Re-opened under new management. The food is fantastic. More info coming soon!

13486 Perdido Key Drive (Under the north side of the intercoastal waterway bridge to Perdido Key) 
850 791 6914

*Appetizers*
Duck Quesadilla, Jims Spicy Oysters, Crazy John’s Oysters, Fried Calamari, Crab Cake Biscuit, Fried Green Tomatoes with Crawfish Creole Sauce, Fried Crab Claws, Seafood Gumbo, Soup Du Jour, Plantation Salad, Uptown Salad and Blueberry Chicken Salad;
*Po** Boys, Sandwiches and Burgers*
Fried Seafood Po-boys, Crab Cake B.L.T., Fish Taco, Tuna Steak Sandwich, B.L.F.G.T., Grilled Portabella Mushroom Sandwich, “GET THIS” Burger and Build your own 10 ounce Bison or Black Angus chuck Burger
*Entrees*
Fried Seafood Dinners, :notworthy:Shrimp and Grits, Creole Linguini, Cioppino, Grilled Tuna Steak and Certified Black Angus Filet;
*Sides*
Cajun Macaroni and cheese, Baked Potato, French fries, :notworthy:sweet potato fries, Onion Rings and Vegetable of the Day;
*Desserts (made fresh daily)*
Fried Cheese cake, Panna Cotta, :notworthy:New Orleans Bread Pudding and Death by Chocolate Torte
_Drinks _Iced Tea, Barge’s Rootbeer, Pink Lemonade, Sprite, Coke, Diet Coke, Coffee, Domestic Beer, Imported Beer, Premium Beer, and House Wine by the glass

 _* Offer expires March 31,*_ 2011


----------



## Ultralite (Oct 1, 2007)

thanks...pm sent...


----------



## jim t (Sep 30, 2007)

I ate there today. It maintains it's shabby charm. Flip flops and and old t-shirt is stll appropriate.
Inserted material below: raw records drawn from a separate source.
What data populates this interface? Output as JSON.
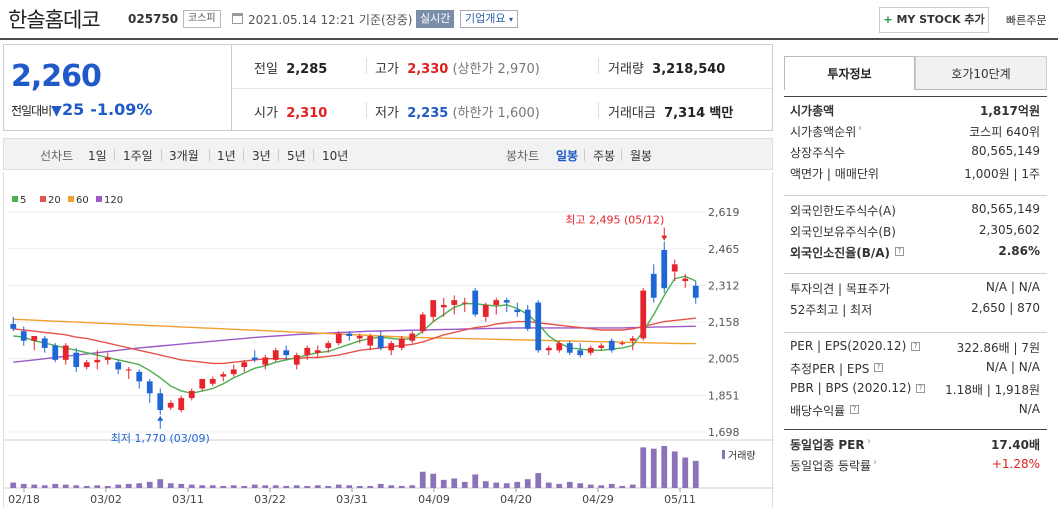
{
  "header": {
    "name": "한솔홈데코",
    "code": "025750",
    "market": "코스피",
    "datetime": "2021.05.14 12:21 기준(장중)",
    "realtime_label": "실시간",
    "corp_label": "기업개요",
    "mystock_label": "MY STOCK 추가",
    "quick_order_label": "빠른주문"
  },
  "price": {
    "current": "2,260",
    "change_label": "전일대비",
    "change": "25",
    "change_pct": "-1.09%"
  },
  "stats": {
    "prev_label": "전일",
    "prev": "2,285",
    "high_label": "고가",
    "high": "2,330",
    "upper_limit": "(상한가 2,970)",
    "volume_label": "거래량",
    "volume": "3,218,540",
    "open_label": "시가",
    "open": "2,310",
    "low_label": "저가",
    "low": "2,235",
    "lower_limit": "(하한가 1,600)",
    "amount_label": "거래대금",
    "amount": "7,314",
    "amount_unit": "백만"
  },
  "periods": {
    "label": "선차트",
    "items": [
      "1일",
      "1주일",
      "3개월",
      "1년",
      "3년",
      "5년",
      "10년"
    ],
    "candle_label": "봉차트",
    "candle_items": [
      "일봉",
      "주봉",
      "월봉"
    ],
    "candle_selected": 0
  },
  "chart_data": {
    "type": "candlestick",
    "legend": [
      {
        "name": "5",
        "color": "#4caf50"
      },
      {
        "name": "20",
        "color": "#e5534b"
      },
      {
        "name": "60",
        "color": "#f0a030"
      },
      {
        "name": "120",
        "color": "#9b59c9"
      }
    ],
    "y_ticks": [
      2619,
      2465,
      2312,
      2158,
      2005,
      1851,
      1698
    ],
    "ylim": [
      1698,
      2619
    ],
    "x_ticks": [
      "02/18",
      "03/02",
      "03/11",
      "03/22",
      "03/31",
      "04/09",
      "04/20",
      "04/29",
      "05/11"
    ],
    "max_annotation": "최고 2,495 (05/12)",
    "min_annotation": "최저 1,770 (03/09)",
    "volume_label": "거래량",
    "candles": [
      [
        2150,
        2180,
        2120,
        2130
      ],
      [
        2120,
        2140,
        2060,
        2080
      ],
      [
        2080,
        2100,
        2040,
        2100
      ],
      [
        2090,
        2100,
        2030,
        2050
      ],
      [
        2060,
        2070,
        1990,
        2000
      ],
      [
        2000,
        2070,
        1980,
        2060
      ],
      [
        2030,
        2050,
        1950,
        1970
      ],
      [
        1970,
        2000,
        1960,
        1990
      ],
      [
        1990,
        2040,
        1960,
        2000
      ],
      [
        2000,
        2030,
        1980,
        2010
      ],
      [
        1990,
        2000,
        1940,
        1960
      ],
      [
        1960,
        1970,
        1920,
        1960
      ],
      [
        1950,
        1960,
        1880,
        1910
      ],
      [
        1910,
        1920,
        1820,
        1860
      ],
      [
        1860,
        1880,
        1770,
        1790
      ],
      [
        1800,
        1830,
        1790,
        1820
      ],
      [
        1790,
        1850,
        1780,
        1840
      ],
      [
        1840,
        1880,
        1830,
        1870
      ],
      [
        1880,
        1920,
        1870,
        1920
      ],
      [
        1900,
        1930,
        1890,
        1920
      ],
      [
        1930,
        1950,
        1910,
        1940
      ],
      [
        1940,
        1980,
        1930,
        1960
      ],
      [
        1970,
        2000,
        1950,
        1990
      ],
      [
        2010,
        2040,
        1990,
        2000
      ],
      [
        1980,
        2020,
        1960,
        2010
      ],
      [
        2000,
        2050,
        1990,
        2040
      ],
      [
        2040,
        2060,
        2000,
        2020
      ],
      [
        1980,
        2030,
        1960,
        2020
      ],
      [
        2020,
        2060,
        2000,
        2050
      ],
      [
        2030,
        2060,
        2010,
        2040
      ],
      [
        2050,
        2080,
        2030,
        2070
      ],
      [
        2070,
        2120,
        2060,
        2110
      ],
      [
        2110,
        2120,
        2080,
        2100
      ],
      [
        2090,
        2110,
        2070,
        2100
      ],
      [
        2060,
        2110,
        2040,
        2100
      ],
      [
        2100,
        2120,
        2040,
        2050
      ],
      [
        2040,
        2080,
        2020,
        2070
      ],
      [
        2050,
        2100,
        2040,
        2090
      ],
      [
        2080,
        2120,
        2070,
        2110
      ],
      [
        2120,
        2200,
        2110,
        2190
      ],
      [
        2180,
        2250,
        2160,
        2250
      ],
      [
        2220,
        2260,
        2180,
        2230
      ],
      [
        2230,
        2270,
        2190,
        2250
      ],
      [
        2240,
        2260,
        2200,
        2240
      ],
      [
        2290,
        2300,
        2180,
        2190
      ],
      [
        2180,
        2240,
        2160,
        2230
      ],
      [
        2230,
        2260,
        2190,
        2250
      ],
      [
        2250,
        2260,
        2200,
        2240
      ],
      [
        2210,
        2240,
        2180,
        2200
      ],
      [
        2210,
        2230,
        2120,
        2130
      ],
      [
        2240,
        2250,
        2030,
        2040
      ],
      [
        2040,
        2060,
        2020,
        2050
      ],
      [
        2040,
        2080,
        2030,
        2070
      ],
      [
        2070,
        2080,
        2020,
        2030
      ],
      [
        2040,
        2070,
        2010,
        2020
      ],
      [
        2030,
        2060,
        2020,
        2050
      ],
      [
        2050,
        2070,
        2040,
        2060
      ],
      [
        2080,
        2090,
        2030,
        2040
      ],
      [
        2070,
        2080,
        2060,
        2070
      ],
      [
        2080,
        2100,
        2040,
        2090
      ],
      [
        2090,
        2300,
        2080,
        2290
      ],
      [
        2360,
        2400,
        2240,
        2260
      ],
      [
        2460,
        2495,
        2280,
        2300
      ],
      [
        2370,
        2420,
        2330,
        2400
      ],
      [
        2330,
        2360,
        2300,
        2340
      ],
      [
        2310,
        2330,
        2235,
        2260
      ]
    ],
    "volumes": [
      8,
      6,
      5,
      4,
      6,
      5,
      4,
      3,
      4,
      3,
      5,
      6,
      7,
      9,
      13,
      7,
      6,
      5,
      4,
      4,
      3,
      4,
      3,
      5,
      4,
      4,
      3,
      4,
      3,
      4,
      3,
      5,
      4,
      3,
      3,
      6,
      4,
      3,
      4,
      24,
      21,
      12,
      14,
      9,
      20,
      10,
      8,
      7,
      9,
      13,
      22,
      8,
      6,
      9,
      7,
      5,
      4,
      6,
      3,
      5,
      60,
      58,
      62,
      54,
      45,
      40
    ],
    "ma5": [
      2100,
      2095,
      2080,
      2070,
      2060,
      2050,
      2040,
      2030,
      2020,
      2010,
      2000,
      1990,
      1980,
      1955,
      1925,
      1890,
      1870,
      1860,
      1870,
      1880,
      1900,
      1925,
      1945,
      1965,
      1975,
      1990,
      2000,
      2010,
      2020,
      2030,
      2035,
      2050,
      2065,
      2080,
      2090,
      2095,
      2090,
      2085,
      2090,
      2120,
      2160,
      2190,
      2220,
      2235,
      2235,
      2230,
      2225,
      2230,
      2215,
      2190,
      2150,
      2100,
      2070,
      2050,
      2045,
      2040,
      2040,
      2045,
      2050,
      2060,
      2120,
      2190,
      2270,
      2340,
      2350,
      2330
    ],
    "ma20": [
      2130,
      2125,
      2120,
      2115,
      2110,
      2105,
      2095,
      2090,
      2080,
      2070,
      2060,
      2050,
      2040,
      2030,
      2020,
      2010,
      2000,
      1995,
      1990,
      1985,
      1985,
      1990,
      1995,
      2000,
      2005,
      2005,
      2005,
      2005,
      2010,
      2010,
      2015,
      2020,
      2030,
      2040,
      2045,
      2050,
      2055,
      2060,
      2065,
      2075,
      2090,
      2105,
      2115,
      2125,
      2135,
      2140,
      2150,
      2155,
      2160,
      2160,
      2155,
      2150,
      2145,
      2140,
      2135,
      2130,
      2125,
      2125,
      2125,
      2130,
      2140,
      2150,
      2160,
      2165,
      2170,
      2175
    ],
    "ma60": [
      2170,
      2168,
      2166,
      2164,
      2162,
      2160,
      2158,
      2156,
      2154,
      2152,
      2150,
      2148,
      2146,
      2144,
      2142,
      2140,
      2138,
      2136,
      2134,
      2132,
      2130,
      2128,
      2126,
      2124,
      2122,
      2120,
      2118,
      2116,
      2114,
      2112,
      2110,
      2108,
      2106,
      2104,
      2102,
      2100,
      2098,
      2096,
      2094,
      2093,
      2092,
      2091,
      2090,
      2089,
      2088,
      2087,
      2086,
      2085,
      2084,
      2083,
      2082,
      2081,
      2080,
      2079,
      2078,
      2077,
      2076,
      2075,
      2074,
      2073,
      2072,
      2071,
      2070,
      2069,
      2068,
      2068
    ],
    "ma120": [
      1990,
      1995,
      2000,
      2005,
      2010,
      2015,
      2020,
      2025,
      2030,
      2035,
      2040,
      2045,
      2050,
      2054,
      2058,
      2062,
      2066,
      2070,
      2074,
      2078,
      2082,
      2086,
      2090,
      2094,
      2097,
      2100,
      2103,
      2106,
      2108,
      2110,
      2112,
      2114,
      2116,
      2118,
      2120,
      2121,
      2122,
      2123,
      2124,
      2125,
      2126,
      2127,
      2128,
      2129,
      2130,
      2131,
      2132,
      2133,
      2134,
      2134,
      2134,
      2134,
      2134,
      2134,
      2134,
      2134,
      2134,
      2134,
      2134,
      2135,
      2136,
      2137,
      2138,
      2139,
      2140,
      2141
    ]
  },
  "rpanel": {
    "tab_active": "투자정보",
    "tab_other": "호가10단계",
    "group1": [
      {
        "k": "시가총액",
        "v": "1,817억원",
        "bold": true
      },
      {
        "k": "시가총액순위",
        "v": "코스피 640위",
        "arrow": true
      },
      {
        "k": "상장주식수",
        "v": "80,565,149"
      },
      {
        "k": "액면가 | 매매단위",
        "v": "1,000원 | 1주"
      }
    ],
    "group2": [
      {
        "k": "외국인한도주식수(A)",
        "v": "80,565,149"
      },
      {
        "k": "외국인보유주식수(B)",
        "v": "2,305,602"
      },
      {
        "k": "외국인소진율(B/A)",
        "v": "2.86%",
        "bold": true,
        "icon": true
      }
    ],
    "group3": [
      {
        "k": "투자의견 | 목표주가",
        "v": "N/A | N/A"
      },
      {
        "k": "52주최고 | 최저",
        "v": "2,650 | 870"
      }
    ],
    "group4": [
      {
        "k": "PER | EPS(2020.12)",
        "v": "322.86배 | 7원",
        "icon": true
      },
      {
        "k": "추정PER | EPS",
        "v": "N/A | N/A",
        "icon": true
      },
      {
        "k": "PBR | BPS (2020.12)",
        "v": "1.18배 | 1,918원",
        "icon": true
      },
      {
        "k": "배당수익률",
        "v": "N/A",
        "icon": true
      }
    ],
    "group5": [
      {
        "k": "동일업종 PER",
        "v": "17.40배",
        "bold": true,
        "arrow": true
      },
      {
        "k": "동일업종 등락률",
        "v": "+1.28%",
        "arrow": true,
        "red": true
      }
    ]
  }
}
But the menu is much more upscale. 

I ENJOYED the old menu though too, but the new one is definitely quite a few notches up the culinary ladder.

It's Cajun influenced, but not exclusively.

I had the gumbo,...very good and FULL of shrimp, the base like a gravy, I'd prefer it a little brothier. 

Then I had the Shrimp and Grits. EXCELLENT!!! A baseball sized serving of smooth silky grits that has been deep fried. Chrunchy on the outside, SMOOOOOTH on the inside. I didn't count them but a mess of large (24 ct?) fresh tender shrimp all in a terrific sauce.

The prices are a bit upscale too, but it's worth it.

Gumbo (cup) $5 ****

Shrimp and Grits (large entree sized) $14 *****

Bottomless Soda $2

That was too much food for lunch though, next time I'd get a bowl of gumbo or just the shrimp and grits.

Bottled beer, wine and soft drinks.

Inside and outside seating.

Jim


----------



## Ultralite (Oct 1, 2007)

that's dale's favorite dish too jimt...i went with a bowl of gumbo last time and an oyster appetizer and a yueng ling...that was a lot of food and i could hardly finish...

their angus burgers are huge!...


----------